Remembering he was a Jew and emotionally stirred by his old associates, Katz did, in Kassa, several canvases that he brought back to Chicago and exhibited here to the delectation of Hebrews in this country. It was their first intimation that the diligent decorator and muralist had racial emotions. One of these paintings, “Death in the Family,” which he sketched in Kassa but finished here, is so poignant and so morbid that it is seldom exhibited. It is Katz’ too vivid recollection of a brother who died a little while before Sandor first sailed for America.

 

Returning to Chicago, Katz became associated with the opera doing “creative posters.” His first had a hard time getting past the conservatives on the committee for “art work.” Eventually, it was accepted and, as a wag put it, Katz’ poster “took the high hat out of opera.” He stayed with the opera until it was scuttled by the depression.

 

In addition to the Jewish murals for the Hall of Religions, Katz worked on various other projects for the World’s Fair. For the 1934 version, he did the official poster. This poster, “modernistic” as the color scheme of the fair, created a sensation in remote towns where it hung in railroad stations.

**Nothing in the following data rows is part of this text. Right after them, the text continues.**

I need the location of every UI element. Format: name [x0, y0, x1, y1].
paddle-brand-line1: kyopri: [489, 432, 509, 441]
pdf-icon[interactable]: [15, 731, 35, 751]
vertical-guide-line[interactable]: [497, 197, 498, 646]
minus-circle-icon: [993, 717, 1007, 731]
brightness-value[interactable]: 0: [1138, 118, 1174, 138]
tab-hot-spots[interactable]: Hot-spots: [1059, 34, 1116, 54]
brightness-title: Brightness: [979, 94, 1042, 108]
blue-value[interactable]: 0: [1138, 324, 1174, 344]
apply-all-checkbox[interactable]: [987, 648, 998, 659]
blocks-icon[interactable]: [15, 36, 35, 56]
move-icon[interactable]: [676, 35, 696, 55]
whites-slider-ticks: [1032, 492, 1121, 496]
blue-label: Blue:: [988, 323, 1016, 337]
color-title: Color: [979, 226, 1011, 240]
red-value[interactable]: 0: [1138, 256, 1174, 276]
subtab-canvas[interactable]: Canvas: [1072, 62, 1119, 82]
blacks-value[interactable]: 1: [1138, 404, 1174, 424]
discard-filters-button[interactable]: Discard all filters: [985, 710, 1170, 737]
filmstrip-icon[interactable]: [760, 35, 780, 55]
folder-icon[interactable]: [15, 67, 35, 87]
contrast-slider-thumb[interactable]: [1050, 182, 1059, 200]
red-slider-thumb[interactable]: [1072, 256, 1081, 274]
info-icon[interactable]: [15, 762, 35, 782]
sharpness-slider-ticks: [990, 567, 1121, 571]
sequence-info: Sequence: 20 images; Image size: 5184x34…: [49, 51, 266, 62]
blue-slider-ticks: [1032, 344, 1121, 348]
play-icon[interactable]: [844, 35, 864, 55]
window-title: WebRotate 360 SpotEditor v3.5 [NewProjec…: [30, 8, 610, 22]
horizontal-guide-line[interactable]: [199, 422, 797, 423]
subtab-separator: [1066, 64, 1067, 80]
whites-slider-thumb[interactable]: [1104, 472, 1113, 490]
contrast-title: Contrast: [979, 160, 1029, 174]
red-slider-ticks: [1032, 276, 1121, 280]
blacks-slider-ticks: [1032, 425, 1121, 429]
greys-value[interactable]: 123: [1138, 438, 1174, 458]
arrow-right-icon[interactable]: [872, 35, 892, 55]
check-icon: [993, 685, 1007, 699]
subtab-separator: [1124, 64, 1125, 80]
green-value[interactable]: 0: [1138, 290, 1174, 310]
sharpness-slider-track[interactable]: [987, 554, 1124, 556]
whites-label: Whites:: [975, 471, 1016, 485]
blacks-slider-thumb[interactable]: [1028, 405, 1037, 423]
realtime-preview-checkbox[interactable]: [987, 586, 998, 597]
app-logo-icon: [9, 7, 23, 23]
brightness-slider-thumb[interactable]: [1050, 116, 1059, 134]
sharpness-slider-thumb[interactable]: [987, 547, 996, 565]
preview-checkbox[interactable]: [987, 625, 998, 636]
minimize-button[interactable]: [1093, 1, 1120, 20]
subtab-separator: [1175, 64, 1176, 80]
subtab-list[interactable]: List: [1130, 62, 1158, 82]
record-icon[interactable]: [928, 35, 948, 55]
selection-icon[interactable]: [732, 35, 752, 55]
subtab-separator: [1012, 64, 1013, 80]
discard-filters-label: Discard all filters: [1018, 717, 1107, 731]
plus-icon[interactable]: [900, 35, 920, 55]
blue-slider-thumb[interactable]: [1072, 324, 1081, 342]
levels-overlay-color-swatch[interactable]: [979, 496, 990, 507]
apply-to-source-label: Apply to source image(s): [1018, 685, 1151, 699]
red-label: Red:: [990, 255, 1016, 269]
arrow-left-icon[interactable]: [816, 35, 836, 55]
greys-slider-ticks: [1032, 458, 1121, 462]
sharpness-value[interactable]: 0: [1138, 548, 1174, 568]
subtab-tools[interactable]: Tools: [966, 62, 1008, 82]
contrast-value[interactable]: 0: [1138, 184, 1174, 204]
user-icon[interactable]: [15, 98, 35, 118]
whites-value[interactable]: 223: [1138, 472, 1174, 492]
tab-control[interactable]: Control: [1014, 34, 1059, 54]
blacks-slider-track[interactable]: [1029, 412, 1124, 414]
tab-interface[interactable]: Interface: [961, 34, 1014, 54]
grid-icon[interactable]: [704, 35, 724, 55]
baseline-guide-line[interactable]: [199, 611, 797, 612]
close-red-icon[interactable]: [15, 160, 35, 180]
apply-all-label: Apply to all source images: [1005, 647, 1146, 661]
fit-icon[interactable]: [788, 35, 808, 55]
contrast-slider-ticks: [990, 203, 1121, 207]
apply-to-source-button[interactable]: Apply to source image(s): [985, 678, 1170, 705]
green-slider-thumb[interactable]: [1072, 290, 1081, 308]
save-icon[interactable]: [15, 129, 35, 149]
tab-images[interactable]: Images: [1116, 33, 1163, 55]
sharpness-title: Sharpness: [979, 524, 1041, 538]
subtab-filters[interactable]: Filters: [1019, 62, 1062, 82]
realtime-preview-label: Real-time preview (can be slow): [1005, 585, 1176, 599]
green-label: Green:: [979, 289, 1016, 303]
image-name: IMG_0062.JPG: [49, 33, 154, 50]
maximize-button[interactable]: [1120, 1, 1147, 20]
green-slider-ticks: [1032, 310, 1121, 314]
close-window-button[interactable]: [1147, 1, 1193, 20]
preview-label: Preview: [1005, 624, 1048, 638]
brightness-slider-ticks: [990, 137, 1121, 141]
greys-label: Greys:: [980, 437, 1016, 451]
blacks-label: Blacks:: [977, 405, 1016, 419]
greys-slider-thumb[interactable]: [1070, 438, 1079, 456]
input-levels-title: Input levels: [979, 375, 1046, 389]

It was the first contact many villages had had with “modernism,” and Katz has many letters and clippings of newspaper comment.

 

For two years, Katz conducted in the Auditorium Tower, where he made his opera posters, a “little gallery” in connection with his studio for the exhibition of pictures by struggling young artists. The burden of supporting the gallery, in the midst of the depression, however, became so onerous that it had to be abandoned. It was the last and the most promising of Chicago’s galleries for the “discovery” of new talent.